At 1:47 PM -0800 6/1/04, dredmond at efn.org wrote:
>Quoting Todd Archer <todda39 at hotmail.com>:
>
>> though the "Communist" Party might be in power (like it is in China), is it
>> really accurate to call them "Leninists" or even communists anymore? Aren't
>> they just one more authoritarian (possibly mildly socialist) regime now?
>
>I'm not sure that communism has ever existed on this planet. "Developmental
>state socialist" might be the best term for Vietnam today -- not too different
>from, say, 1950s Japan or 1970s South Korea.
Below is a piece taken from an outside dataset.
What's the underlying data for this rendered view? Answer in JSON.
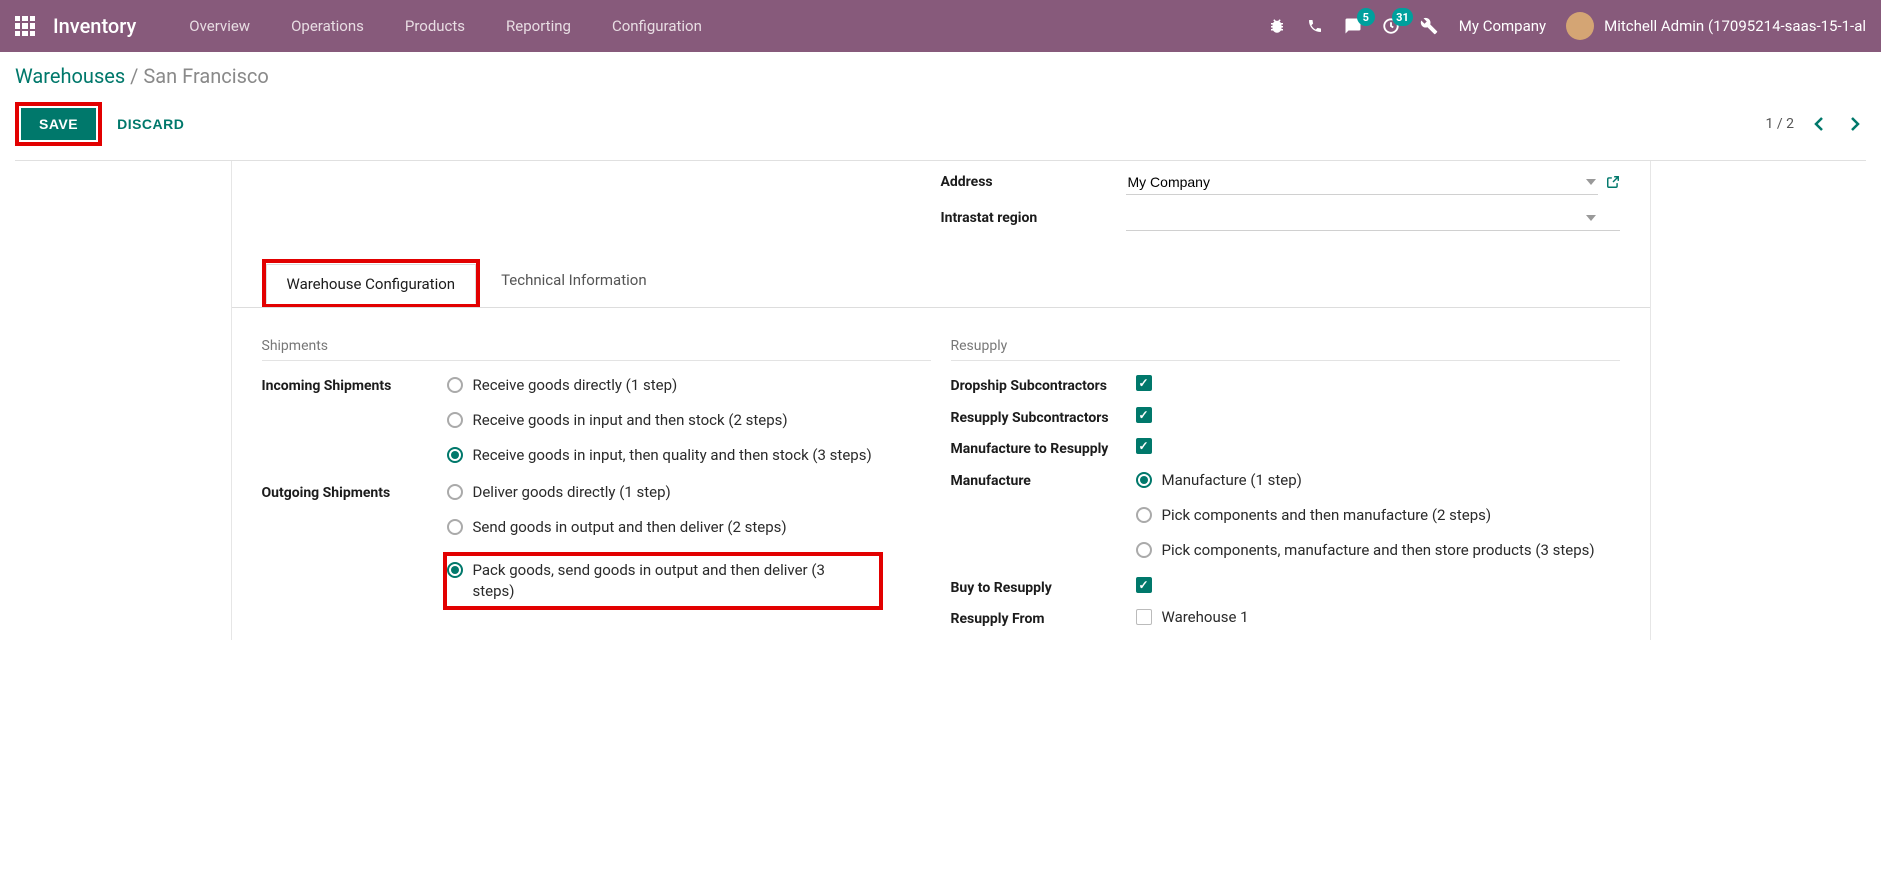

Why not just plain "developmentalist state", and possibly more akin to Suharto's in, e.g., corruption than, say, Japan's or Korea's? Where is the "socialist" in the current Vietnamese version, or -- even more so -- in the Japanese and Korean one?

From some friends, the 'young turks' in Vietnam are more rosy-eyed about neo-liberalist prescriptions than those in China. A friend who worked in an advisory capacity in China said that the Chinese economists would all listen carefully, nod their heads, then go off and do whatever it was they decided, being attentive to developments elsewhere in the world; hence also the hubris about having invented something distinctively Chinese in the current developments. The Vietnamese economists apparently bought into the Chinese rhetoric without noticing the discrepancy between that and their actions -- which could be quite a disaster for them.